HomeBusiness DigestDevelopment Cabinet' broke

Development Cabinet’ broke

By Allen Tichaona

MORE than three weeks after the announcement of the new “development Cabinet”, the government looks clueless about where it will get funding for the new ministries created

by President Robert Mugabe.

The President created new four full ministries and one ministry of State in the middle of the current financial year and no money had been budgeted for these new ministries.
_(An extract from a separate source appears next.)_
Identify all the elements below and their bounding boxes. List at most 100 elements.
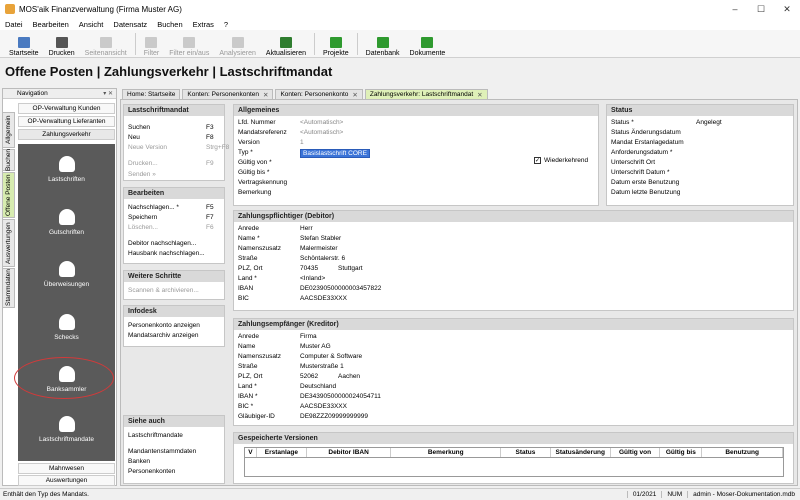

The new ministries – together with the old ones – will need trillions in the form of new cars, offices, furniture, support staff and other ministerial benefits.

The new ministries are Public and Interactive Affairs, Information and Publicity, Women Affairs, Gender and Community Development, Rural Housing and Social Amenities, and Economic Development.

Analysts have questioned the rationale of appointing 31 ministers and 12 deputy ministers and the creation of a ministry such as the Public and Interactive Affairs when the country’s Budget was overstretched.

The government needs over $5 trillion to import food and it is paying billions of dollars in subsidies for locally produced maize after it announced it was going to buy maize at over $2 million a tonne but selling it at $600 000 a tonne to millers.

Chen Chimutengwende the new Minister for Public and Interactive Affairs said t his ministry was getting its money from the president’s Office.

“We are under the President’s Office and that is were we are getting our funding from but for further details contact the Ministry of Finance,” said Chimutengwende.

David Chapfika, deputy Minister of Finance reasoned that the government should be given time before one starts asking the source of the funds.

“I think you should give it more time and see where the money is going to come from and then start asking,” Chapfika said.

He also added that one should also look at the objectives for the creation of the new ministries, whether it was beneficial or detrimental to the country.

John Robertson, an independent economic consultant, said the government was going to be forced to print moremoney.

“They are going to be forced to print money because of the costs of importing food and they are also deeply in overdraft,” Robertson said.

But Finance Minister Herbert Murerwa told Standard Business that some money would be found from the Budget without elaborating.

“The funds will be found, we will rationalise the Budget,” Murerwa said.

When challenged further by Standard Business, Murerwa asked this reporter to call him later. When this paper tried to contact him again he was unreachable.

Robertson ruled out the possibility of government borrowing because it has wiped out savings over the past four years due to the negative interests rates.

Moreover, the government’s coffers with the Reserve Bank of Zimbabwe are reportedly dry. Its domestic debt has also shot up to $8 trillion as of last month and it looks to balloon further.

The government in the 2005 National Budget had said expenditures would total $27,5 trillion against revenues of $23 trillion. The budget deficit was anticipated to be 5% of the Gross Domestic Product but analysts said this actually worsen to 15% of the GDP.